Understanding this behavior can help us approach them with kindness and compassion, rather than judgment. And it can also remind us of the importance of teaching our children that it’s okay – even necessary – to feel and express all their emotions, not just the comfortable ones.
In my own journey, I’ve noticed that people who’ve been raised to suppress their emotions often develop a tendency to put others’ needs and feelings above their own.
I believe it’s their way of diverting attention away from their own emotional world. If they’re too busy taking care of everyone else, they won’t have time to confront their own feelings, right?
I’ve seen this in countless friends over the years.

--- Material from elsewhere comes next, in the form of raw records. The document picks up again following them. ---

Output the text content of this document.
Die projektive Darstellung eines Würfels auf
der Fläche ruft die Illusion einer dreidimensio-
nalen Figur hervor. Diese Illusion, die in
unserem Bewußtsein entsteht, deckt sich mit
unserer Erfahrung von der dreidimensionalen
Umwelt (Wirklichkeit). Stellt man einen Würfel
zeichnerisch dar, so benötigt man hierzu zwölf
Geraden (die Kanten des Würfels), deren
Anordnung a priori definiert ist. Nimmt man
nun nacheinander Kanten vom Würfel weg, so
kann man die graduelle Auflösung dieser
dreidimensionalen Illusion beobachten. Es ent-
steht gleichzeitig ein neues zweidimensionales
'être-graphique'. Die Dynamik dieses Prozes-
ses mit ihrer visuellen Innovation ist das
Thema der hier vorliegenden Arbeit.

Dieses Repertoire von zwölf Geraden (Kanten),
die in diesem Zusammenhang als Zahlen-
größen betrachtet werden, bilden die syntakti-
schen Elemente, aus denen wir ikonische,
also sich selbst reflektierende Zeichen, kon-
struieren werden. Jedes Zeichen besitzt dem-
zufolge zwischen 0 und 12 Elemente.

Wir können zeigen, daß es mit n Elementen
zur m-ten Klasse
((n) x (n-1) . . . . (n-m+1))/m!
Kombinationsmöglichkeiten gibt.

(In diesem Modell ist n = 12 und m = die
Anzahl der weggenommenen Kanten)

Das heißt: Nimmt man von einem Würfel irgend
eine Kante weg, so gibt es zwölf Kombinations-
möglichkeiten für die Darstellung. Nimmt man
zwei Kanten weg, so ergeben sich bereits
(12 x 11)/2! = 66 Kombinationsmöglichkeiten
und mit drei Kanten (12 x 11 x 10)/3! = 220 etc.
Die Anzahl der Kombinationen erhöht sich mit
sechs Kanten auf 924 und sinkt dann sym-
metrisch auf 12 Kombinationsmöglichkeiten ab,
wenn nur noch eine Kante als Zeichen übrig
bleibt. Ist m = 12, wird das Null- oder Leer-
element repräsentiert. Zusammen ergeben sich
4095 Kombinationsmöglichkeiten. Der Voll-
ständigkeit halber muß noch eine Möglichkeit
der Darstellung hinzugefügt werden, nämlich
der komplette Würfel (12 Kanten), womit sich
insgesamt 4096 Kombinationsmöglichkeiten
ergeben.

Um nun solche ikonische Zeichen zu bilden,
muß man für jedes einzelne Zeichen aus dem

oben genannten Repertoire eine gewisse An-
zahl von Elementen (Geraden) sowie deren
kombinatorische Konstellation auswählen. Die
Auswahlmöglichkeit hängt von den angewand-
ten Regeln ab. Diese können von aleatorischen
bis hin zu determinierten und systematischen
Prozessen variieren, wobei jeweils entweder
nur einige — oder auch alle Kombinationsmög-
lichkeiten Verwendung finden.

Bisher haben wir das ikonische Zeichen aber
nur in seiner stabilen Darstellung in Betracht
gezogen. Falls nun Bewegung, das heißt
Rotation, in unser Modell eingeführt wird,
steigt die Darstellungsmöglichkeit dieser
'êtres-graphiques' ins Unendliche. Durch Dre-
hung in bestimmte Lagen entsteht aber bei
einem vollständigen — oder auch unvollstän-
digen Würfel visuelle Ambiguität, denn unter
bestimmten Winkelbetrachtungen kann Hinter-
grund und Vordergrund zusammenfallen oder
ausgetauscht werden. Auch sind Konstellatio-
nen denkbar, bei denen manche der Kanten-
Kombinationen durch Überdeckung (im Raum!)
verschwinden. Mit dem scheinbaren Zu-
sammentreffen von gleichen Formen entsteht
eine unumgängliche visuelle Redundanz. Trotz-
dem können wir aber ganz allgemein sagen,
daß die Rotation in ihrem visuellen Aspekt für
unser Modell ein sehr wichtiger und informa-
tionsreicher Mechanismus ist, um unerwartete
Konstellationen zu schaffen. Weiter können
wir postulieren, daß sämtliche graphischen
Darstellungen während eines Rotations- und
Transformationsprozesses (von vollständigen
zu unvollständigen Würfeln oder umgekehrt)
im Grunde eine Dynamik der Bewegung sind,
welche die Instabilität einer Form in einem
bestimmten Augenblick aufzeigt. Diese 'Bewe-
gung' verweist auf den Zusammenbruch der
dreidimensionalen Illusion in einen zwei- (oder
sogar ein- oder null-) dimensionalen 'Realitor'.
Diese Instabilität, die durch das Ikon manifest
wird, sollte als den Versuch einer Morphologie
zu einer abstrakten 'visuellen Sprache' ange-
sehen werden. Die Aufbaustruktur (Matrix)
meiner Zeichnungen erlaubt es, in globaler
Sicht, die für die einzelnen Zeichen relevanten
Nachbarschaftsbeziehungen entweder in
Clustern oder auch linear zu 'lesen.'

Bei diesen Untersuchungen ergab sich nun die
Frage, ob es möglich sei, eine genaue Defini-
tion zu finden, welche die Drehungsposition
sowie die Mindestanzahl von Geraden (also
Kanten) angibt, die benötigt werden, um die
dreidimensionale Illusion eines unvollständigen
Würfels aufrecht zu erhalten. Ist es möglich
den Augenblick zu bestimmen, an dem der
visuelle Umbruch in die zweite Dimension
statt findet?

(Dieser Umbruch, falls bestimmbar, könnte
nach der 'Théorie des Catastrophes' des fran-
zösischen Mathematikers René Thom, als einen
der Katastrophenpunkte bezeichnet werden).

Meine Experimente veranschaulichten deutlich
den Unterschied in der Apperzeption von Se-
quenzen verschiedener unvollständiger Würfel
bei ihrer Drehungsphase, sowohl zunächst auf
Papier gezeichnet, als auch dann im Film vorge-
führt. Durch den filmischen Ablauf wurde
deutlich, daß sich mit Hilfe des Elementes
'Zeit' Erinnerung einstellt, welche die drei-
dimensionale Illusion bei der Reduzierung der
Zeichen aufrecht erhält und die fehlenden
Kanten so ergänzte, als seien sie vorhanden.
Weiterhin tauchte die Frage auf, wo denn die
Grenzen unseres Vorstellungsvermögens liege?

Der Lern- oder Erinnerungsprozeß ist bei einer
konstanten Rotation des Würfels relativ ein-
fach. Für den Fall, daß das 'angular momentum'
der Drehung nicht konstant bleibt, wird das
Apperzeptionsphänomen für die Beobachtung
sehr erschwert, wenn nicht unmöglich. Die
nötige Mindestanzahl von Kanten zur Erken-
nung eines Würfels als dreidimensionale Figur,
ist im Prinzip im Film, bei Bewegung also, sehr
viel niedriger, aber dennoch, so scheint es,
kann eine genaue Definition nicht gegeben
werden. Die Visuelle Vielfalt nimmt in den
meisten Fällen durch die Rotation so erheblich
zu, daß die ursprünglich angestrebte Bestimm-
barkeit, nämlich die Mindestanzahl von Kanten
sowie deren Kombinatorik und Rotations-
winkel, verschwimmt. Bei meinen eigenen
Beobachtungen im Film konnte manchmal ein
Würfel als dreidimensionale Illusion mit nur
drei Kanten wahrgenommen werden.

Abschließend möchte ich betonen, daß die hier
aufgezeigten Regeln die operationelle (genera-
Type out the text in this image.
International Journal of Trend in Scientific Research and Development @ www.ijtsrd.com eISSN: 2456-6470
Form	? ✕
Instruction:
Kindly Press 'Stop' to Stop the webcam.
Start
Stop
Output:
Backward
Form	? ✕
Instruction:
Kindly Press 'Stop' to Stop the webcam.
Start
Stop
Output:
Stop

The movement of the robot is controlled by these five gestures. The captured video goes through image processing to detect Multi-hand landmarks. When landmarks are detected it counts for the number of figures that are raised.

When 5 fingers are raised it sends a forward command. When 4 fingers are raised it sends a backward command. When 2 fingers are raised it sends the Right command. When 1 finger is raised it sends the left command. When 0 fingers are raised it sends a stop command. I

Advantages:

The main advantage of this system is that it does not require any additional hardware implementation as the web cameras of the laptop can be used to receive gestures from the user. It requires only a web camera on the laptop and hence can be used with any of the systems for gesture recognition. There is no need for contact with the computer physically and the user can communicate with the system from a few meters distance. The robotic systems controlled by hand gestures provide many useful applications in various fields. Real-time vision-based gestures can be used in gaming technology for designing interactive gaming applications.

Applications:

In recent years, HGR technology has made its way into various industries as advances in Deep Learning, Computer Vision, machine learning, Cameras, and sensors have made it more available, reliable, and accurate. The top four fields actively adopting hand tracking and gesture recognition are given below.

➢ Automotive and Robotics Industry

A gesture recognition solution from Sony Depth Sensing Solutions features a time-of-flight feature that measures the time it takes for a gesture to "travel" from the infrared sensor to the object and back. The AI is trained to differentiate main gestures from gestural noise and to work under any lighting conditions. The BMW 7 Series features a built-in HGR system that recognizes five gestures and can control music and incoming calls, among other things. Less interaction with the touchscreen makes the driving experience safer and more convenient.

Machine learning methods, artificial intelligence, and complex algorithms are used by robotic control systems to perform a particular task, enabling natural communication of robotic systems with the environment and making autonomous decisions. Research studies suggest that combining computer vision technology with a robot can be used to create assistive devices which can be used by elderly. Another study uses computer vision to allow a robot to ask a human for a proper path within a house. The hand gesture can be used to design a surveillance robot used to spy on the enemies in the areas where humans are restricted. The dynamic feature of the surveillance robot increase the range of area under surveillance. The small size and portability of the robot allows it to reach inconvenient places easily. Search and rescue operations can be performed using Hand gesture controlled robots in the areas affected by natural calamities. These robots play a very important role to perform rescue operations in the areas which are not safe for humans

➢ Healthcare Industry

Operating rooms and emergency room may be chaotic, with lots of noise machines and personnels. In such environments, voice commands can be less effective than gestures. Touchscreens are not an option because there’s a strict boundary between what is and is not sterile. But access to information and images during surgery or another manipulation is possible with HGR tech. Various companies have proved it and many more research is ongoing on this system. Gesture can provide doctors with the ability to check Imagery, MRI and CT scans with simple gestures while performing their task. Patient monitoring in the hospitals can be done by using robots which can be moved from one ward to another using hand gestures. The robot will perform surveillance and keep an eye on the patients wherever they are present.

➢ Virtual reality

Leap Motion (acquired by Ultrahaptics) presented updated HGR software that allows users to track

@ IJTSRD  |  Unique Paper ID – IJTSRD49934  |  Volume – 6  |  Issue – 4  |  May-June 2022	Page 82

They’re always the first ones to lend a hand, offer a shoulder to cry on, or step in to resolve conflicts – often at the expense of their own well-being.
While it’s admirable to be selfless and caring, it’s also important for them (and for us) to remember that our feelings matter too. We all need to make space for our emotions and prioritize self-care. Because we can’t pour from an empty cup, can we?
Logic and reason are fantastic tools. They help us make sense of the world, solve problems, and make decisions. But when it comes to human emotions, they might not always have all the answers.
People who’ve been brought up to hide their feelings often learn to lean heavily on their logical side. They might turn every emotional issue into a problem to be solved rather than an experience to be felt.
They analyze, dissect, rationalize – all in an effort to keep their emotions at arm’s length.
While this approach might seem efficient on the surface, it can also rob them of the richness and depth that come with truly experiencing our emotions.
Emotional intimacy – the ability to share our deepest feelings, fears, and hopes with another person – is a vital part of any close relationship. But for those who’ve been taught to suppress their emotions, it can feel like a high wall that’s too daunting to climb.
They might have a hard time opening up about their feelings, even to their closest friends or partners. Or they might feel uncomfortable when someone else shares their emotions with them.
It’s not that they don’t value connection or intimacy. It’s just that they’ve been conditioned to view emotions as private, even potentially dangerous territory.
Understanding this can help us approach them with more patience and empathy, while also reminding us of the importance of fostering emotional openness in our own relationships and families.
Those who’ve been raised to suppress their emotions often have a heightened reaction to emotional displays, whether it’s their own or others’. This might seem contradictory at first, but it actually makes perfect sense.
Imagine spending your life carefully containing your emotions, only for them to suddenly spill out. It can feel overwhelming, even terrifying. Similarly, seeing others express their feelings freely can trigger a strong response in them – from discomfort to disbelief.
The key takeaway here is that their reaction isn’t about the emotion itself but about the perceived loss of control. Understanding this can help us respond with empathy and support, rather than surprise or judgment.
If you’ve reached this far in the article, hopefully, you’ll have gained a deeper understanding of the behaviors that reveal someone was raised to suppress their emotions.
These behaviors aren’t signs of weakness or failure. Instead, they are indications of a person’s inner battle – a struggle to reconcile with their own emotions, shaped by their upbringing.
These individuals aren’t just people who’ve learned to suppress their emotions. They’re survivors navigating through life the best way they know how.
If we can understand this, we can approach them with empathy, patience, and kindness. More importantly, we can help to create a world where everyone feels safe to express their emotions freely.
Because as Carl Rogers, one of the most influential psychologists of the 20th century, once said, “The curious paradox is that when I accept myself just as I am, then I can change.”
That acceptance starts with understanding. And understanding starts with us.